Sara Enrico

Sara Enrico

Sara Enrico is an Italian artist from Turin, born in 1979, After graduating in Decoration at the Fine Art Academy of her native city, she studied Painting Restoration at the Spinelli Institute in Florence. Her works are based on a deep, artistic analysis of the painting, not only on its semantics but also from a structural and physical perspective. She combines art and handcraft.

Artworks like RGB (Skin) and Untitled (Jacquard) are born from scanning a white painting, after that Sara recombines the scans by computer graphics and prints them on a synthetic canvas. She creates a paper pattern with a strong connection with fashion paper patterns. In Untitled (Jacquard) the same canvas was scanned and digitally printed on a woven made by a "Jacquard", a loom widely considered the precursor of modern machinery.

I found a different kind of medium in your artistic research. Why? What make your work so different from each other?
I focus on the idea of transition thorough my handling with materials, from those used for painting to some more industrial. The work often develops out of an activity of casting, of addiction and reduction, placement and replacement. Let's say, it may be a constellation of marks and experiences. I'm very interested on the declination of materials and processes I use in order to follow and open suggestions and narrations throughout the surface itself, which becomes sort of clue of a broader meanings. Surfaces have a hidden narrative tension, which lead the gaze toward the tactile perception, keeping and mixing up memories or coming visions of worlds and atmospheres.
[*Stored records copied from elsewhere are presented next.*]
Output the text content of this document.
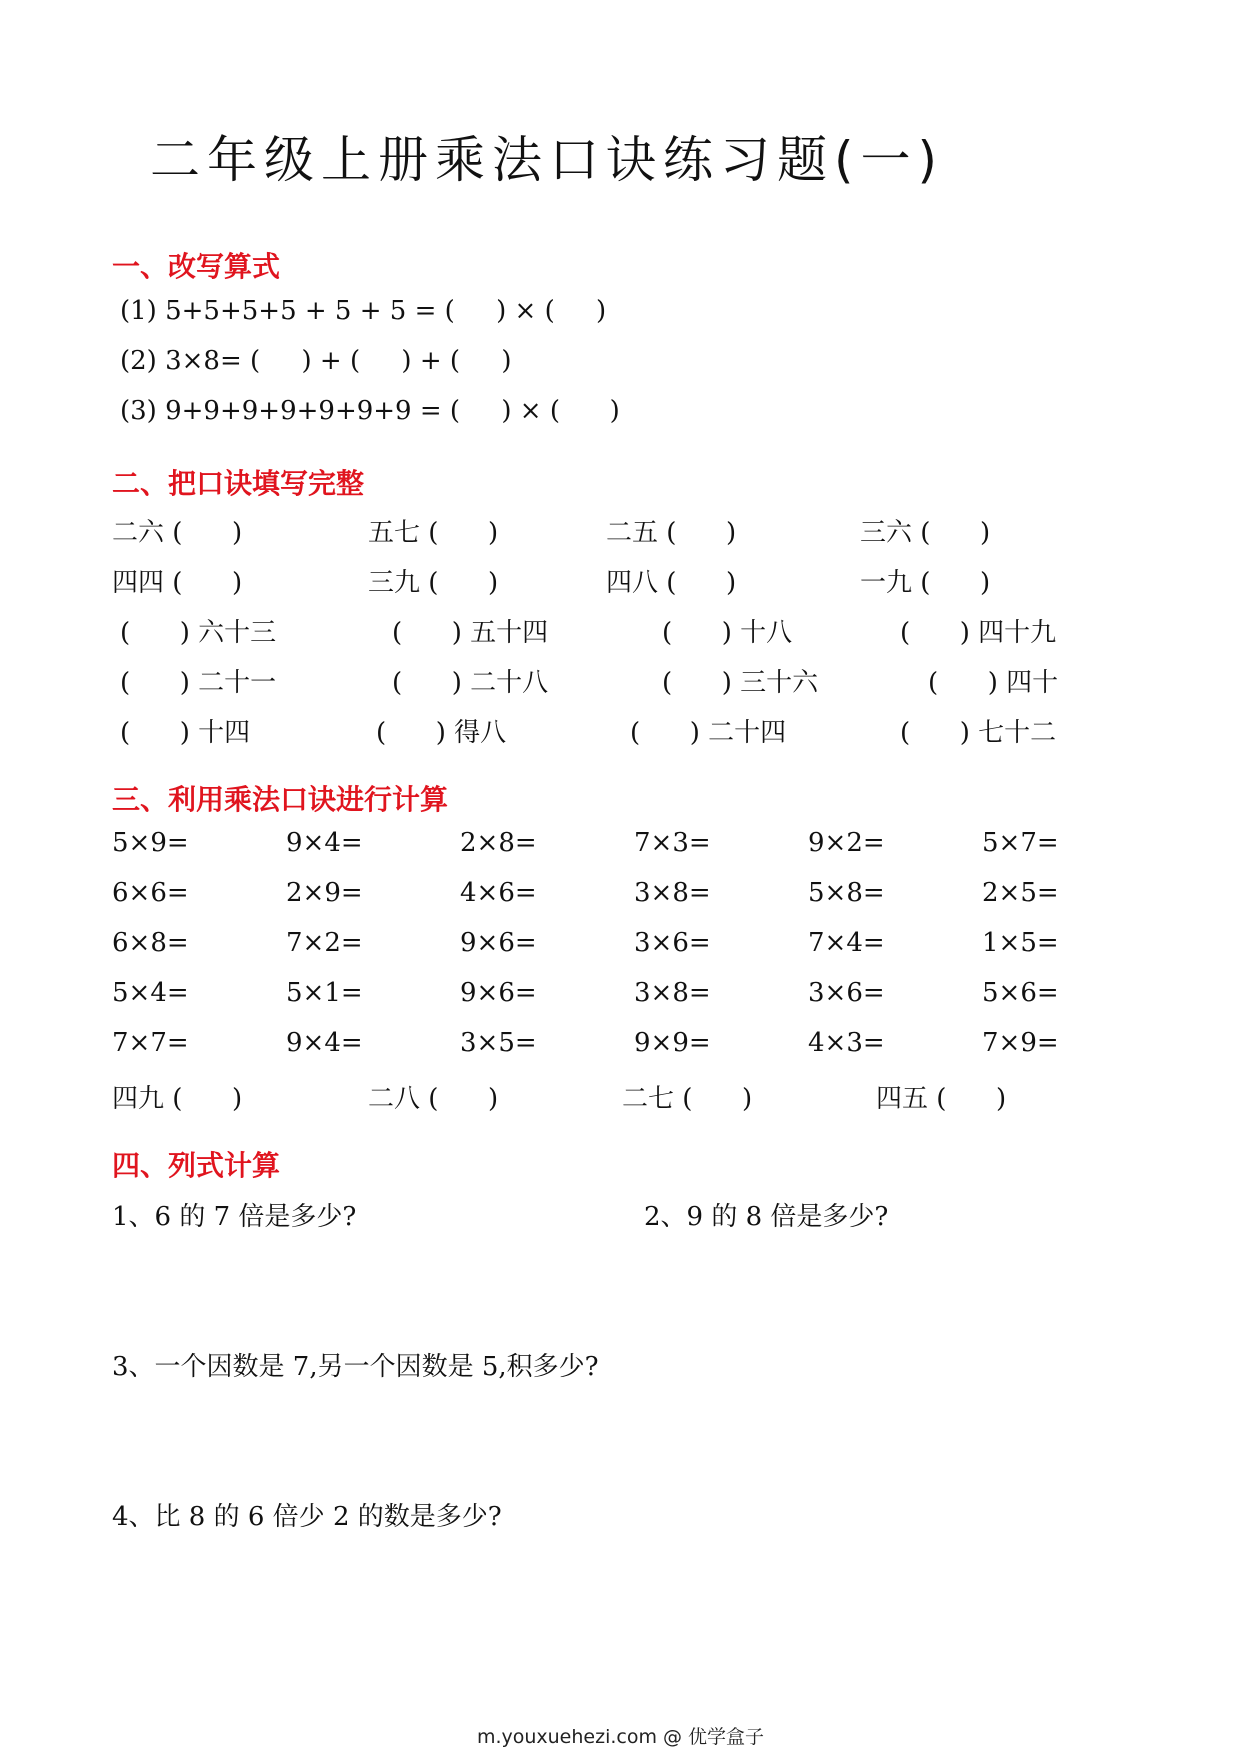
二年级上册乘法口诀练习题(一)
一、改写算式
(1) 5+5+5+5 + 5 + 5 = (     ) × (     )
(2) 3×8= (     ) + (     ) + (     )
(3) 9+9+9+9+9+9+9 = (     ) × (      )
二、把口诀填写完整
二六 (      )	五七 (      )	二五 (      )	三六 (      )
四四 (      )	三九 (      )	四八 (      )	一九 (      )
(      ) 六十三	(      ) 五十四	(      ) 十八	(      ) 四十九
(      ) 二十一	(      ) 二十八	(      ) 三十六	(      ) 四十
(      ) 十四	(      ) 得八	(      ) 二十四	(      ) 七十二
三、利用乘法口诀进行计算
5×9=	9×4=	2×8=	7×3=	9×2=	5×7=
6×6=	2×9=	4×6=	3×8=	5×8=	2×5=
6×8=	7×2=	9×6=	3×6=	7×4=	1×5=
5×4=	5×1=	9×6=	3×8=	3×6=	5×6=
7×7=	9×4=	3×5=	9×9=	4×3=	7×9=
四九 (      )	二八 (      )	二七 (      )	四五 (      )
四、列式计算
1、6 的 7 倍是多少?	2、9 的 8 倍是多少?
3、一个因数是 7,另一个因数是 5,积多少?
4、比 8 的 6 倍少 2 的数是多少?
m.youxuehezi.com @ 优学盒子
I find really interesting your scanner artwork. Can you talk about them?
I found the scanner a good tool for making casts. Its own properties allowed me to work with surfaces in different way. I like to think about it as a chance to perform a material and to explore its sculptural features. The series RGB, in particular, are scans from a clipping canvas shifted and folded within the rhythm of the light's motion. In other works, such as RGB (skin), the patterns are obtained from the interaction of the white of the canvas and the light. They show designs and cuts, a sort of paper models to be sew, or just found there, laying on a bar or waiting to be finished.

Can we say that your artistic research focus in the features of working materials? Do you think you will find a definitive medium?
And also in the meaning of using certain materials. In this sense, I guess it's not a question of finding a definitive medium, even thus I've been working a lot with the materials of paint. We can rather shift the question towards which kind of sensitivity I want to deal with.

Does the artistic inputs came from a personal experience or do you prefer let opera growth process takes life from the working progress?
Actually, I find difficult to split these two dimensions. They're both present!